さらに、メタノール:トルエン=1:2等の溶媒で揮発させることによっても結晶形Cが得られる。
【0139】
実施例12
結晶転移実験
結晶形Aおよび結晶形Bを等量に混合し、EA/Hep(1:1)と混合して懸濁液を調製し、室温(25℃)で三日間攪拌した後にXRPD試験を行う。
【表4】
結晶形Cは、準安定結晶形であり、結晶化した後に結晶形Bになる。
以上から、三つの種の結晶形の安定性順序は、結晶形A>結晶形B>結晶形Cであることが分かる。
【0140】
実施例13
溶解度実験
水中の各結晶形の溶解度を測定し、結果は、表5に示されたとおりである。
【表5】
ここで、結晶形Cが結晶転移された後に結晶形Bになるため、結晶形Cの溶解度は、結晶形Bの溶解度である。
【0141】
表5から、純水中の各結晶形の溶解度は、非常に小さく、pHが低下するにつれて、溶解度は増加することが分かる。驚くべきことに、酸性条件下で、結晶形Bの溶解度は、結晶形Aの溶解度よりも有意に高く、より高い濃度の水溶液を調製することができる。
【0142】
実施例14
医薬組成物
2-((1-(2-フルオロベンジル)-4-フルオロピペリジン-4-イル)メチレン)-5,6-ジメトキシ-2,3-ジヒドロ-1-インダノンの結晶形A(実施例1の方法に従って調製される):2.0g
アルファ化デンプン:22.0g
微結晶性セルロース:100.0g
低置換度ヒドロキシプロピルセルロース:5.0g
ステアリン酸マグネシウム:1.0g
従来の方法に従って、上記の物質を均一に混合した後、錠剤に圧搾して、1000錠を得る。
【0143】
要約すると、本発明は、式Iの化合物の結晶形A~Cを提供し、すべてが水または溶媒を含まない結晶形であり、非常に低い吸湿性を有し、完成薬の加工に非常に適する。
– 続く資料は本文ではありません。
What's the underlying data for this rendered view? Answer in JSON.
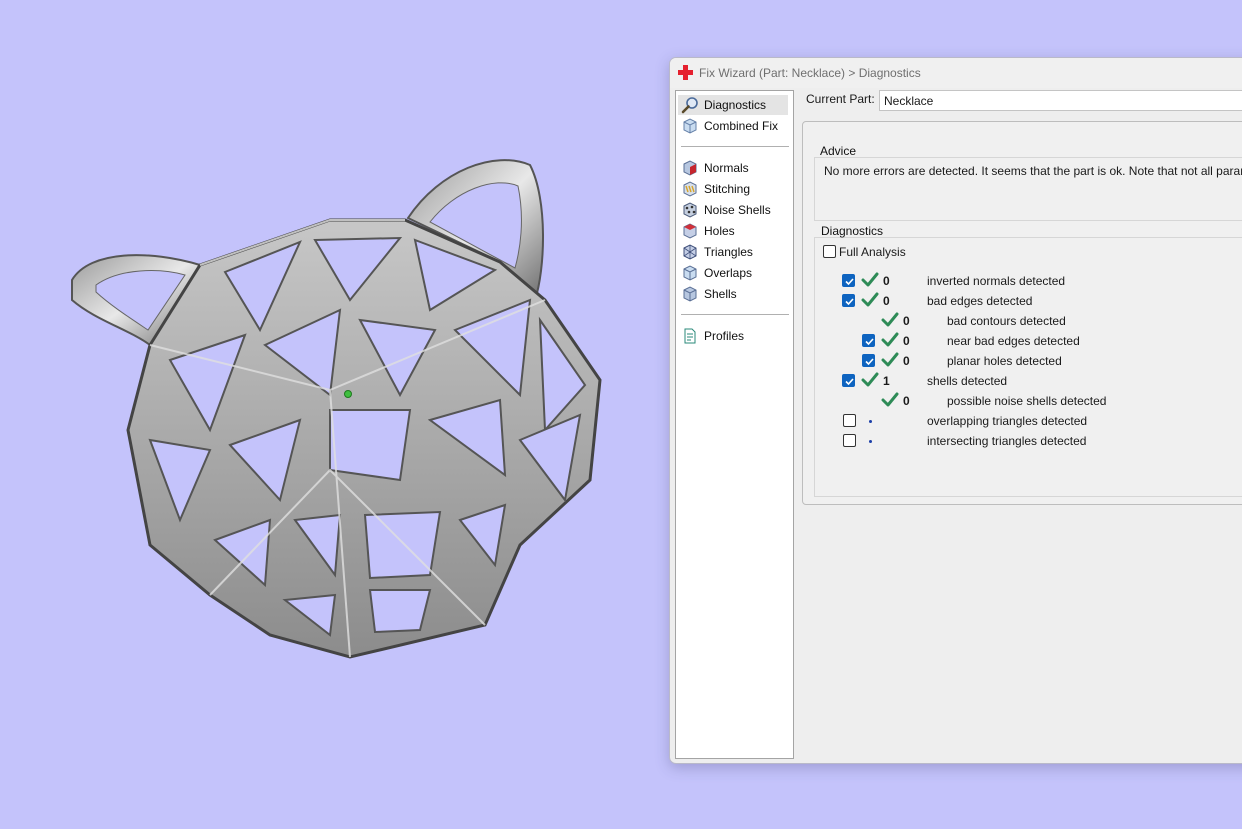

また、本発明の結晶形は、分注等の医薬品の製造プロセスにおいて、持ち上げるのが容易ではなく、収集しやすく、廃棄物を生じさせるのが容易ではなく、操作者の健康を保護するのに役立つ。
【0144】
本発明で言及されたすべての文書は、あたかも各文書が個別に参照として引用されたかのように、本出願における参照として引用される。さらに、本発明の上記の教示内容を読んだ後、当業者は本発明に様々な変更または修正を加えることができ、これらの同等の形態も、本出願の添付の請求範囲によって定義される範囲に含まれる。